Spaghetti Carbonara

INGREDIENTS

  • 175g/6 oz pork jowl bacon or bacon ends

  • 2 large eggs

  • 2 egg yolks

  • 100g/3.5 oz parmigiano reggiano or pecorina romano, finely shredded

  • 1/4 tsp black pepper

  • 400g/14 oz spaghetti

  • 1 tbsp cooking/kosher salt (for cooking pasta)

  • 1/2 cup pasta cooking water

  • 1 garlic clove, finely minced

DIRECTIONS:

  1. Bacon – Cut into 0.5cm / 1/5" thick slices then into batons.

  2. Carbonara sauce – Place eggs and yolks in a large bowl. Whisk to combine.

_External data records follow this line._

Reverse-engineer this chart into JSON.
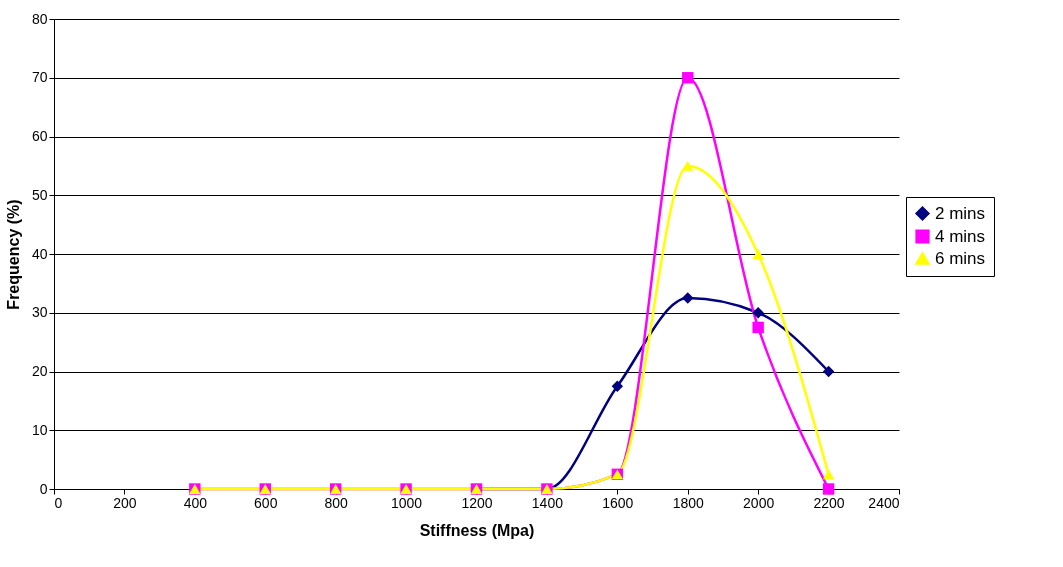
{
  "chart_data": {
    "type": "line",
    "xlabel": "Stiffness (Mpa)",
    "ylabel": "Frequency (%)",
    "x": [
      400,
      600,
      800,
      1000,
      1200,
      1400,
      1600,
      1800,
      2000,
      2200
    ],
    "series": [
      {
        "name": "2 mins",
        "color": "#000080",
        "marker": "diamond",
        "values": [
          null,
          null,
          null,
          null,
          0,
          0,
          17.5,
          32.5,
          30,
          20
        ]
      },
      {
        "name": "4 mins",
        "color": "#ff00ff",
        "marker": "square",
        "values": [
          0,
          0,
          0,
          0,
          0,
          0,
          2.5,
          70,
          27.5,
          0
        ]
      },
      {
        "name": "6 mins",
        "color": "#ffff00",
        "marker": "triangle",
        "values": [
          0,
          0,
          0,
          0,
          0,
          0,
          2.5,
          55,
          40,
          2.5
        ]
      }
    ],
    "xlim": [
      0,
      2400
    ],
    "xticks": [
      0,
      200,
      400,
      600,
      800,
      1000,
      1200,
      1400,
      1600,
      1800,
      2000,
      2200,
      2400
    ],
    "ylim": [
      0,
      80
    ],
    "yticks": [
      0,
      10,
      20,
      30,
      40,
      50,
      60,
      70,
      80
    ],
    "grid": "y",
    "legend": "right",
    "line_style": "solid"
  }
}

Then stir in the parmesan and pepper.

  3. Cook pasta – Bring 4 litres (4 quarts) of water to the boil with the salt. Add pasta and cook per the packet directions.

  4. Reserve pasta water – Just before draining, scoop out 1 cup of pasta cooking water, then drain the pasta.

  5. Cook bacon – While the pasta is cooking, place bacon in a non stick pan over medium high heat. Cook for 4 to 5 minutes until golden. No oil needed – as the bacon heats up, the fat will melt so it fries in its own fat. If using garlic, add it in the last minute.

  6. Pasta in pan – Tip the hot pasta into the pan and toss to coat in bacon fat.

  7. Mix pasta in sauce – Transfer the pasta and any residual fat in the pan into the bowl with the egg. Add 1/2 cup (125 ml) pasta cooking water. Stir vigorously using the handle of a wooden spoon for 1 minute and watch as the sauce transforms from watery to creamy and clings to the pasta strands!

  8. Serve – Transfer into warm bowls. Serve immediately, garnished with a little extra parmigiana reggiano if desired, and a pinch of black pepper and finely chopped parsley.